Abraham Samad atau dulu ketika masih sama-sama “kongkow” di Fakultas Hukum Universitas Hasanuddin Makassar, kami biasa menyapanya dengan “openg gondrong”. Teman-teman satu angkatan saya dulu memanggilnya “Openg Gondrong”, karena ciri khas Abraham Samad sejak semester satu sampai semester akhir kuliah di Fakultas Hukum Unhas, memelihara rambut panjang yang dikuncir sampai punggung. Dan tahun 1999, ketika saya bertemu Abraham Samad di Makassar, ia sudah menjadi advokat yang cukup populer, yang berbeda juga adalah ciri khas kegondrongannya sudah tidak ada lagi, rambutnya dipotong pendek klimis.

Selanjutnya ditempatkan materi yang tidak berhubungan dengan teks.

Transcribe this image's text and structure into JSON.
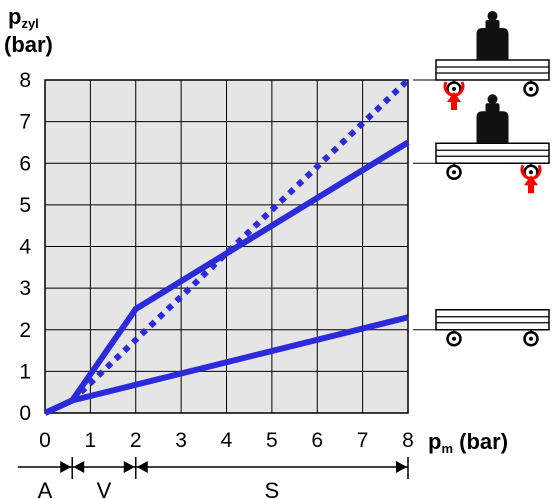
{
  "chart_data": {
    "type": "line",
    "y_label_main": "p",
    "y_label_sub": "zyl",
    "y_label_unit": "(bar)",
    "x_label_main": "p",
    "x_label_sub": "m",
    "x_label_unit": " (bar)",
    "xlim": [
      0,
      8
    ],
    "ylim": [
      0,
      8
    ],
    "x_ticks": [
      "0",
      "1",
      "2",
      "3",
      "4",
      "5",
      "6",
      "7",
      "8"
    ],
    "y_ticks": [
      "0",
      "1",
      "2",
      "3",
      "4",
      "5",
      "6",
      "7",
      "8"
    ],
    "grid": true,
    "series_color": "#2b2bd9",
    "background_color": "#e5e5e5",
    "series": [
      {
        "style": "dotted",
        "x": [
          0.6,
          8
        ],
        "y": [
          0.3,
          8
        ]
      },
      {
        "style": "solid",
        "x": [
          0,
          0.6,
          2,
          8
        ],
        "y": [
          0,
          0.3,
          2.5,
          6.5
        ]
      },
      {
        "style": "solid",
        "x": [
          0,
          0.6,
          8
        ],
        "y": [
          0,
          0.3,
          2.3
        ]
      }
    ],
    "zones": [
      {
        "label": "A",
        "from": -0.6,
        "to": 0.6
      },
      {
        "label": "V",
        "from": 0.6,
        "to": 2
      },
      {
        "label": "S",
        "from": 2,
        "to": 8
      }
    ],
    "side_icons": [
      {
        "name": "weighted-platform-left-lift",
        "y": 8,
        "has_weight": true,
        "arrow_side": "left",
        "arrow_color": "#ff0000"
      },
      {
        "name": "weighted-platform-right-lift",
        "y": 6,
        "has_weight": true,
        "arrow_side": "right",
        "arrow_color": "#ff0000"
      },
      {
        "name": "empty-platform",
        "y": 2,
        "has_weight": false,
        "arrow_side": "none"
      }
    ]
  }
}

Kini gemintang Abraham Samad menjadi bersinar, cukup mengejutkan, putra asal Makassar itu menang telak, berhasil menjadi pucuk pimpinan Komisi Pemberantasan Korupsi (KPK), dalam voting pemilihan Ketua KPK yang digelar Komisi III DPR RI, tak tanggung-tanggung ia menyisihkan nama-nama besar sekaliber Bambang Widjajanto, advokat senior dan Busyro Muqqaddas, mantan Ketua KPK.
Yang cukup mengejutkan adalah Abraham Samad, berani mempertaruhkan jabatanya, mundur sebagai Ketua KPK bila dalam satu tahun ia tidak berhasil menuntaskan kasus-kasus besar korupsi, sebutlah misalnya skandal Bank Century.

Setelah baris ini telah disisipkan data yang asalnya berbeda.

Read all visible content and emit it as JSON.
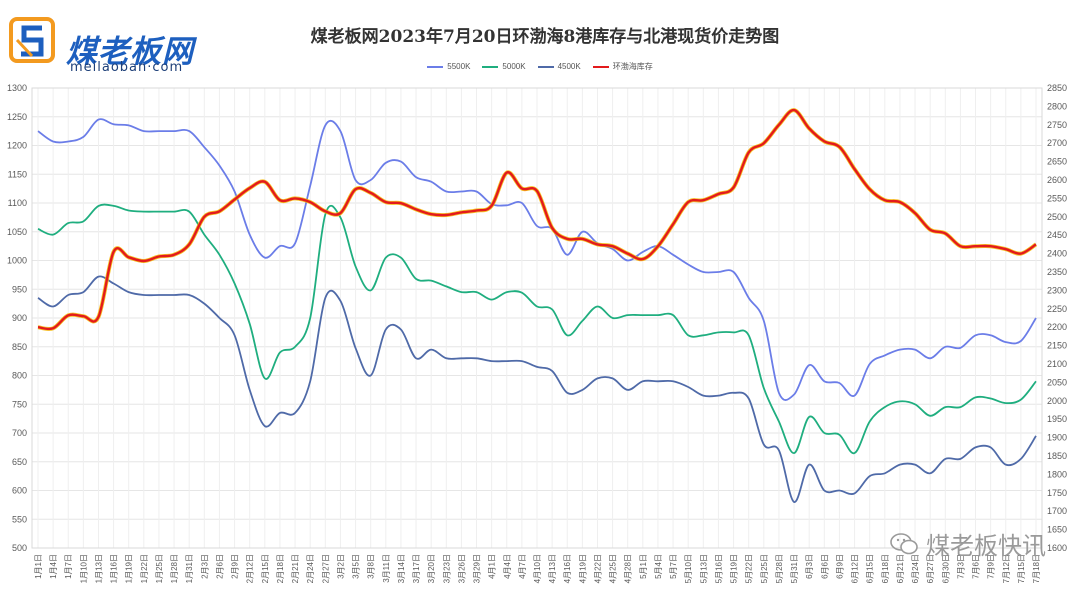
{
  "logo": {
    "name": "煤老板网",
    "domain": "meilaoban·com"
  },
  "watermark": "煤老板快讯",
  "chart_data": {
    "type": "line",
    "title": "煤老板网2023年7月20日环渤海8港库存与北港现货价走势图",
    "xlabel": "",
    "ylabel": "",
    "ylabel_right": "",
    "ylim": [
      500,
      1300
    ],
    "ylim_right": [
      1600,
      2850
    ],
    "yticks": [
      500,
      550,
      600,
      650,
      700,
      750,
      800,
      850,
      900,
      950,
      1000,
      1050,
      1100,
      1150,
      1200,
      1250,
      1300
    ],
    "yticks_right": [
      1600,
      1650,
      1700,
      1750,
      1800,
      1850,
      1900,
      1950,
      2000,
      2050,
      2100,
      2150,
      2200,
      2250,
      2300,
      2350,
      2400,
      2450,
      2500,
      2550,
      2600,
      2650,
      2700,
      2750,
      2800,
      2850
    ],
    "grid": true,
    "legend_position": "top-center",
    "x": [
      "1月1日",
      "1月4日",
      "1月7日",
      "1月10日",
      "1月13日",
      "1月16日",
      "1月19日",
      "1月22日",
      "1月25日",
      "1月28日",
      "1月31日",
      "2月3日",
      "2月6日",
      "2月9日",
      "2月12日",
      "2月15日",
      "2月18日",
      "2月21日",
      "2月24日",
      "2月27日",
      "3月2日",
      "3月5日",
      "3月8日",
      "3月11日",
      "3月14日",
      "3月17日",
      "3月20日",
      "3月23日",
      "3月26日",
      "3月29日",
      "4月1日",
      "4月4日",
      "4月7日",
      "4月10日",
      "4月13日",
      "4月16日",
      "4月19日",
      "4月22日",
      "4月25日",
      "4月28日",
      "5月1日",
      "5月4日",
      "5月7日",
      "5月10日",
      "5月13日",
      "5月16日",
      "5月19日",
      "5月22日",
      "5月25日",
      "5月28日",
      "5月31日",
      "6月3日",
      "6月6日",
      "6月9日",
      "6月12日",
      "6月15日",
      "6月18日",
      "6月21日",
      "6月24日",
      "6月27日",
      "6月30日",
      "7月3日",
      "7月6日",
      "7月9日",
      "7月12日",
      "7月15日",
      "7月18日"
    ],
    "series": [
      {
        "name": "5500K",
        "color": "#6b7de8",
        "axis": "left",
        "values": [
          1225,
          1207,
          1207,
          1215,
          1245,
          1237,
          1235,
          1225,
          1225,
          1225,
          1225,
          1197,
          1165,
          1120,
          1045,
          1005,
          1025,
          1030,
          1130,
          1235,
          1225,
          1140,
          1140,
          1170,
          1172,
          1145,
          1137,
          1120,
          1120,
          1120,
          1098,
          1096,
          1100,
          1060,
          1055,
          1010,
          1050,
          1030,
          1020,
          1000,
          1015,
          1025,
          1010,
          993,
          980,
          980,
          980,
          935,
          895,
          770,
          767,
          818,
          790,
          787,
          765,
          820,
          835,
          845,
          845,
          830,
          850,
          848,
          870,
          870,
          858,
          860,
          900
        ]
      },
      {
        "name": "5000K",
        "color": "#1fae7f",
        "axis": "left",
        "values": [
          1055,
          1045,
          1065,
          1068,
          1095,
          1095,
          1087,
          1085,
          1085,
          1085,
          1085,
          1045,
          1010,
          960,
          890,
          795,
          840,
          850,
          900,
          1080,
          1075,
          990,
          948,
          1005,
          1005,
          968,
          965,
          955,
          945,
          945,
          932,
          945,
          944,
          920,
          915,
          870,
          895,
          920,
          900,
          905,
          905,
          905,
          905,
          870,
          870,
          875,
          875,
          870,
          778,
          720,
          665,
          728,
          700,
          697,
          665,
          720,
          745,
          755,
          750,
          730,
          745,
          745,
          762,
          760,
          752,
          758,
          790
        ]
      },
      {
        "name": "4500K",
        "color": "#4f6aa8",
        "axis": "left",
        "values": [
          935,
          920,
          940,
          945,
          972,
          960,
          945,
          940,
          940,
          940,
          940,
          925,
          900,
          870,
          775,
          712,
          735,
          735,
          790,
          935,
          930,
          848,
          800,
          880,
          880,
          830,
          845,
          830,
          830,
          830,
          825,
          825,
          825,
          815,
          808,
          770,
          775,
          795,
          795,
          775,
          790,
          790,
          790,
          780,
          765,
          765,
          770,
          760,
          680,
          670,
          580,
          645,
          600,
          600,
          595,
          625,
          630,
          645,
          645,
          630,
          655,
          655,
          675,
          675,
          645,
          655,
          695
        ]
      },
      {
        "name": "环渤海库存",
        "color": "#e31a1c",
        "axis": "right",
        "values": [
          2200,
          2197,
          2232,
          2230,
          2228,
          2405,
          2390,
          2380,
          2392,
          2397,
          2425,
          2500,
          2515,
          2547,
          2578,
          2595,
          2545,
          2550,
          2540,
          2515,
          2510,
          2575,
          2565,
          2540,
          2537,
          2520,
          2507,
          2505,
          2512,
          2517,
          2530,
          2620,
          2577,
          2570,
          2470,
          2440,
          2440,
          2425,
          2420,
          2400,
          2385,
          2420,
          2480,
          2540,
          2545,
          2562,
          2580,
          2675,
          2700,
          2750,
          2790,
          2740,
          2705,
          2690,
          2630,
          2575,
          2545,
          2540,
          2510,
          2465,
          2455,
          2420,
          2420,
          2420,
          2412,
          2400,
          2425
        ]
      }
    ]
  }
}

Barangkali janji Abraham Samad untuk mundur sebagai Ketua KPK bila ia gagal dalam melaksanakan tugas memberantas korupsi di Indonesia merupakan magnet terbesar yang menjadi harapan bagi setiap warga negara Indonesia. Namun ada beberapa hal yang hendak saya sampaikan buat Abraham “Openg” berkenaan dengan pengalaman bangsa ini menghadapi kasus-kasus mega korupsi yang merampok uang rakyat dari yang bermilyar-milyar hingga triliunan rupiah.

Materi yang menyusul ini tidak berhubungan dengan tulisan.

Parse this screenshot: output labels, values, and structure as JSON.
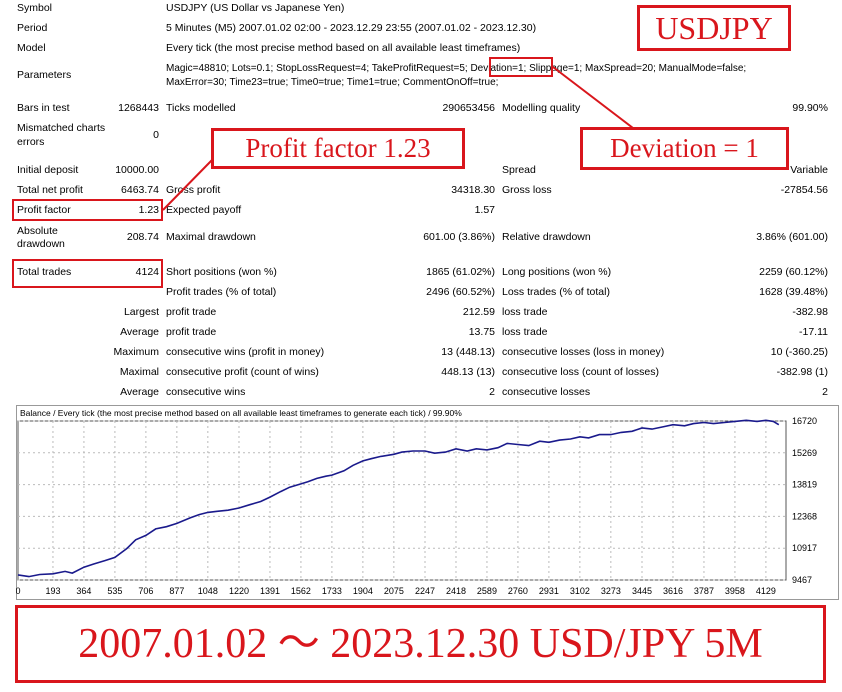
{
  "labels": {
    "symbol": "Symbol",
    "period": "Period",
    "model": "Model",
    "parameters": "Parameters",
    "bars_in_test": "Bars in test",
    "mismatched_1": "Mismatched charts",
    "mismatched_2": "errors",
    "ticks_modelled": "Ticks modelled",
    "modelling_quality": "Modelling quality",
    "initial_deposit": "Initial deposit",
    "spread": "Spread",
    "total_net_profit": "Total net profit",
    "gross_profit": "Gross profit",
    "gross_loss": "Gross loss",
    "profit_factor": "Profit factor",
    "expected_payoff": "Expected payoff",
    "absolute_1": "Absolute",
    "absolute_2": "drawdown",
    "maximal_drawdown": "Maximal drawdown",
    "relative_drawdown": "Relative drawdown",
    "total_trades": "Total trades",
    "short_positions": "Short positions (won %)",
    "long_positions": "Long positions (won %)",
    "profit_trades": "Profit trades (% of total)",
    "loss_trades": "Loss trades (% of total)",
    "largest": "Largest",
    "average": "Average",
    "maximum": "Maximum",
    "maximal": "Maximal",
    "average2": "Average",
    "profit_trade": "profit trade",
    "loss_trade": "loss trade",
    "profit_trade2": "profit trade",
    "loss_trade2": "loss trade",
    "cons_wins_money": "consecutive wins (profit in money)",
    "cons_losses_money": "consecutive losses (loss in money)",
    "cons_profit_count": "consecutive profit (count of wins)",
    "cons_loss_count": "consecutive loss (count of losses)",
    "cons_wins": "consecutive wins",
    "cons_losses": "consecutive losses"
  },
  "values": {
    "symbol": "USDJPY (US Dollar vs Japanese Yen)",
    "period": "5 Minutes (M5) 2007.01.02 02:00 - 2023.12.29 23:55 (2007.01.02 - 2023.12.30)",
    "model": "Every tick (the most precise method based on all available least timeframes)",
    "parameters_1": "Magic=48810; Lots=0.1; StopLossRequest=4; TakeProfitRequest=5; Deviation=1; Slippage=1; MaxSpread=20; ManualMode=false;",
    "parameters_2": "MaxError=30; Time23=true; Time0=true; Time1=true; CommentOnOff=true;",
    "bars_in_test": "1268443",
    "mismatched": "0",
    "ticks_modelled": "290653456",
    "modelling_quality": "99.90%",
    "initial_deposit": "10000.00",
    "spread": "Variable",
    "total_net_profit": "6463.74",
    "gross_profit": "34318.30",
    "gross_loss": "-27854.56",
    "profit_factor": "1.23",
    "expected_payoff": "1.57",
    "absolute_drawdown": "208.74",
    "maximal_drawdown": "601.00 (3.86%)",
    "relative_drawdown": "3.86% (601.00)",
    "total_trades": "4124",
    "short_positions": "1865 (61.02%)",
    "long_positions": "2259 (60.12%)",
    "profit_trades": "2496 (60.52%)",
    "loss_trades": "1628 (39.48%)",
    "largest_profit": "212.59",
    "largest_loss": "-382.98",
    "average_profit": "13.75",
    "average_loss": "-17.11",
    "max_cons_wins": "13 (448.13)",
    "max_cons_losses": "10 (-360.25)",
    "maximal_cons_profit": "448.13 (13)",
    "maximal_cons_loss": "-382.98 (1)",
    "avg_cons_wins": "2",
    "avg_cons_losses": "2"
  },
  "annotations": {
    "usdjpy": "USDJPY",
    "profit_factor": "Profit factor 1.23",
    "deviation": "Deviation = 1",
    "bottom": "2007.01.02 ～ 2023.12.30 USD/JPY 5M",
    "color": "#d9161c"
  },
  "chart_data": {
    "type": "line",
    "title": "Balance / Every tick (the most precise method based on all available least timeframes to generate each tick) / 99.90%",
    "x_ticks": [
      "0",
      "193",
      "364",
      "535",
      "706",
      "877",
      "1048",
      "1220",
      "1391",
      "1562",
      "1733",
      "1904",
      "2075",
      "2247",
      "2418",
      "2589",
      "2760",
      "2931",
      "3102",
      "3273",
      "3445",
      "3616",
      "3787",
      "3958",
      "4129"
    ],
    "y_ticks": [
      "16720",
      "15269",
      "13819",
      "12368",
      "10917",
      "9467"
    ],
    "xlim": [
      0,
      4240
    ],
    "ylim": [
      9467,
      16720
    ],
    "grid": true,
    "line_color": "#1a1a8c",
    "series": [
      {
        "x": [
          0,
          60,
          120,
          193,
          260,
          300,
          364,
          420,
          480,
          535,
          600,
          650,
          706,
          760,
          820,
          877,
          950,
          1000,
          1048,
          1100,
          1160,
          1220,
          1280,
          1340,
          1391,
          1450,
          1500,
          1562,
          1600,
          1650,
          1700,
          1733,
          1800,
          1850,
          1904,
          1950,
          2000,
          2075,
          2120,
          2180,
          2247,
          2300,
          2360,
          2418,
          2480,
          2530,
          2589,
          2650,
          2700,
          2760,
          2820,
          2880,
          2931,
          2990,
          3050,
          3102,
          3150,
          3210,
          3273,
          3330,
          3390,
          3445,
          3500,
          3560,
          3616,
          3680,
          3730,
          3787,
          3840,
          3900,
          3958,
          4020,
          4080,
          4129,
          4170,
          4200
        ],
        "y": [
          9700,
          9620,
          9720,
          9750,
          9860,
          9780,
          10050,
          10200,
          10350,
          10500,
          10900,
          11300,
          11500,
          11800,
          11900,
          12050,
          12300,
          12450,
          12550,
          12600,
          12650,
          12750,
          12900,
          13050,
          13250,
          13500,
          13700,
          13850,
          13950,
          14100,
          14200,
          14250,
          14450,
          14700,
          14900,
          15000,
          15100,
          15200,
          15300,
          15350,
          15350,
          15250,
          15300,
          15450,
          15350,
          15450,
          15400,
          15500,
          15700,
          15650,
          15600,
          15800,
          15750,
          15850,
          15900,
          16000,
          15950,
          16100,
          16100,
          16200,
          16250,
          16400,
          16350,
          16450,
          16550,
          16500,
          16600,
          16650,
          16600,
          16650,
          16700,
          16750,
          16700,
          16750,
          16700,
          16550
        ]
      }
    ]
  }
}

Kasus korupsi atau tepatnya perampokan uang rakyat yang banyak melibatkan politisi besar di negara ini, sejak dulu merupakan lingkaran setan yang begitu sulit untuk dicari ujung keluarnya. Kebanyakan kasus mega korupsi, taruhlah semisal kasus Bank Century, kasus Nazaruddin cs, mantan Bendahara Partai Demokrat, dan masih banyak lagi, selalu kandas oleh sebuah “grand design” tekanan politik yang cukup tinggi. Betapa tidak, banyak orang di negeri ini yang menaruh kecurigaan cukup besar, ketika sederet orang yang menakhodai KPK “tidak cukup tenang bekerja” membongkar dedengkot pelaku utama perampokan uang rakyat. Sebutlah misalnya, Antasari Azhar yang harus dicekok duluan dengan tuduhan berkonspirasi melakukan pembunuhan ataukah kasus Bibit-Chandra yang menjadi tumbal untuk mengadu domba KPK versus Kepolisian-Kejaksaan.
Belum lagi kasus Susno Duadji, seorang perwira tinggi kepolisian yang terpaksa harus mendekam dalam kerangkeng lebih dahulu, ia tidak sempat membuka borok korupsi yang melanda negeri ini. Yang teranyar, Waode Nurhayati, politisi asal Sultra, yang harus dijebak duluan, dituding terlibat penyalahgunaan anggaran, sebelum wanita berkerudung itu membuka tuntas mafia anggaran yang konon menurut Waode, telah menggerogoti Badan Anggaran DPR RI.
Jadi apa sebetulnya persoalan mendasar kasus korupsi yang harus dihadapi oleh Abraham Samad?
Secara dogmatik, memang tidak sulit untuk meringkus para koruptor di negeri ini, bila seseorang menurut Undang-Undang Nomor 20 Tahun 2001 tentang Korupsi, baik secara materil maupun formil, telah terbukti menyalahgunakan uang negara untuk kepentingan pribadi, maka tidak ada keraguan lagi untuk mencokok yang bersangkutan telah melakukan tindak pidana korupsi.
Begitu juga, seseorang yang terbukti menyogok orang lain agar mengeluarkan kebijakan yang bertentangan dengan amanah jabatannya, menurut Undang-Undang Anti Korupsi, baik penyogok maupun menerima sogok, pantas pula disebut koruptor.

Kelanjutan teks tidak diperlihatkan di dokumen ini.